The Halloween spirit lived on at the annual Pumpkin Promenade Friday night.
The event, hosted by the Two Rivers Neighbourhood Group, brought out crowds of people and yes, pumpkins.
Lots of them.
“Last year, we had over 800 lit pumpkins, and about 300 to 500 people walked through to take a look,” said Alisha Arnold, neighbourhood support worker with Two Rivers Neighbourhood Group.
Visitors followed a long path, encircling the grounds at Tytler Public School.
Everyone was invited to bring their pumpkins in that morning, and some were picked up along the curbside for those living in the are.
During the day, pumpkins were carefully placed along the pathway by volunteers including students from the Community Environment Leadership Program (CELP) run by the Upper Grand District School Board.
CELP is semester-long, four credit grade 10 program which focuses on enhancing environmental awareness and empowering student leadership in areas of environmental and social issues.
“They have helped us out for the last few years. And we have had so much community support and people wanting to help out every year,” Arnold said.
“The purpose for this, is to get everyone out and bring them together. It’s all about community engagement. It has now become our biggest fundraiser which helps support the programs we offer at Two Rivers. The event has been running for about eight years and since I’ve been involved the last four years, the Pumpkin Promenade has just continued to grow.”
Hundreds of jack o lanterns lit the way of a slightly spooky trail. Visitors from all over the neighbourhood and Guelph couldn’t wait to catch a glimpse of some the creative carvings, some comical and some creepy.
And many children were on the hunt looking for their own creations, which also helped light the way.
Running around from one carved masterpiece to another, they eagerly placed flags on their favourite choices for the “best carved pumpkin”.
Visitors followed the Community Parade Band as they made their way along the pathway of pumpkins.
Some tasty treats including hot chocolate and popcorn were available and a fire juggler continued to awe spectators throughout the night.
“We are so lucky to have so much support. We have the Community Parade Band take part and circus arts. We’ve had belly dancers and face painters. And all of them come on their own time, year after year,” Arnold said.
Two Rivers Neighbourhood Group provides services, events and programs to community members living in the Two Rivers Neighbourhood, an area bounded by Victoria Road, Elizabeth Street and the Eramosa and Speed Rivers.
Programs include movie nights, potlucks yoga classes, parent and child drop-ins, Kids Skill Share classes as well as various sporting activities.
The self-serve Emergency Food Cupboard is also available to community members in need and the neighbourhood group has also developed two community garden spaces.
The goal is to foster connections to each other, the earth and food security while inspiring a sense of community.
Both gardens use strictly organic gardening practices and were designed with personal plots in mind allowing community members the opportunity to grow their own food and learn from each other.

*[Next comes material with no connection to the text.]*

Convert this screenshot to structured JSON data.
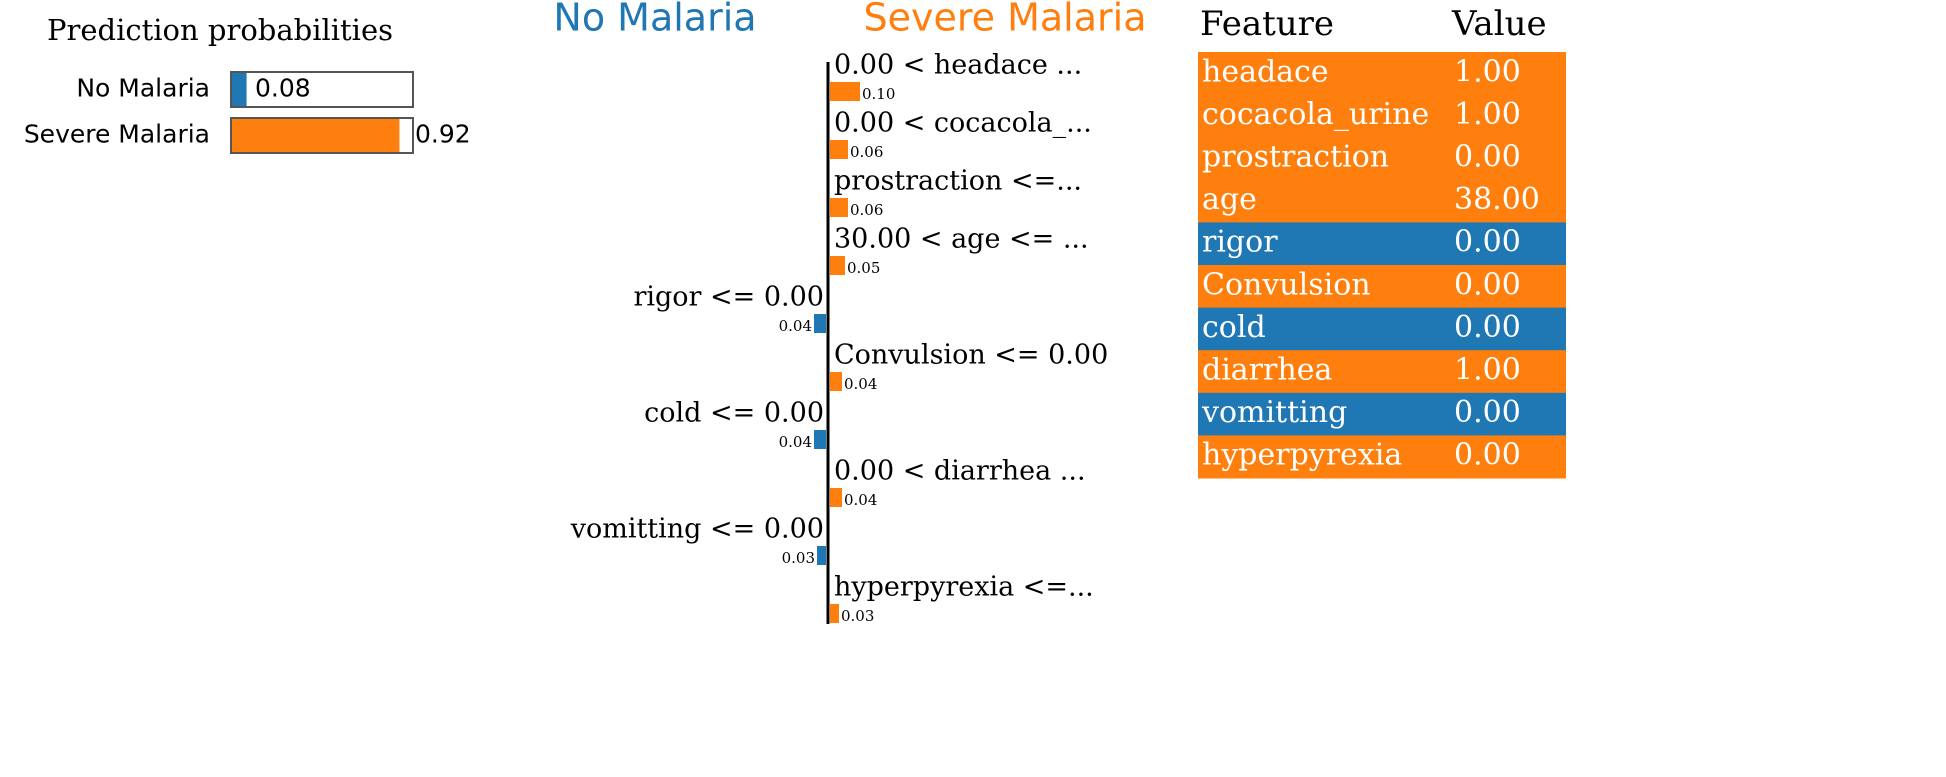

“Our neighbourhood group is unique in that we have such diversity here and it’s growing all the time,” Arnold said.
“We are always looking for ways to bring everyone together regardless of differences whether it may economics or whatever, it’s all about community.”
Arnold says the local food market has also been a hit as well in trying to bring the community together.
During the summer months, community vendors make their way to the neighbourhood, selling local produce, hot food and crafts.
The market came together through a partnership of the Two Rivers Neighbourhood Group, the Guelph Neighbourhood Support Coalition, the Upper Grand District School Board, and Transition Guelph.
“We are such a large group so many of our events have to be outside and the Pumpkin Promenade is one great way,” she said.
Once the event is over, local farmers will collect the pumpkins for reuse.
“This event has become so big,” Arnold said.
“The Pumpkin Promenade is just another way of bringing our community together and with all of these pumpkins all lit up, people really want to come see this.”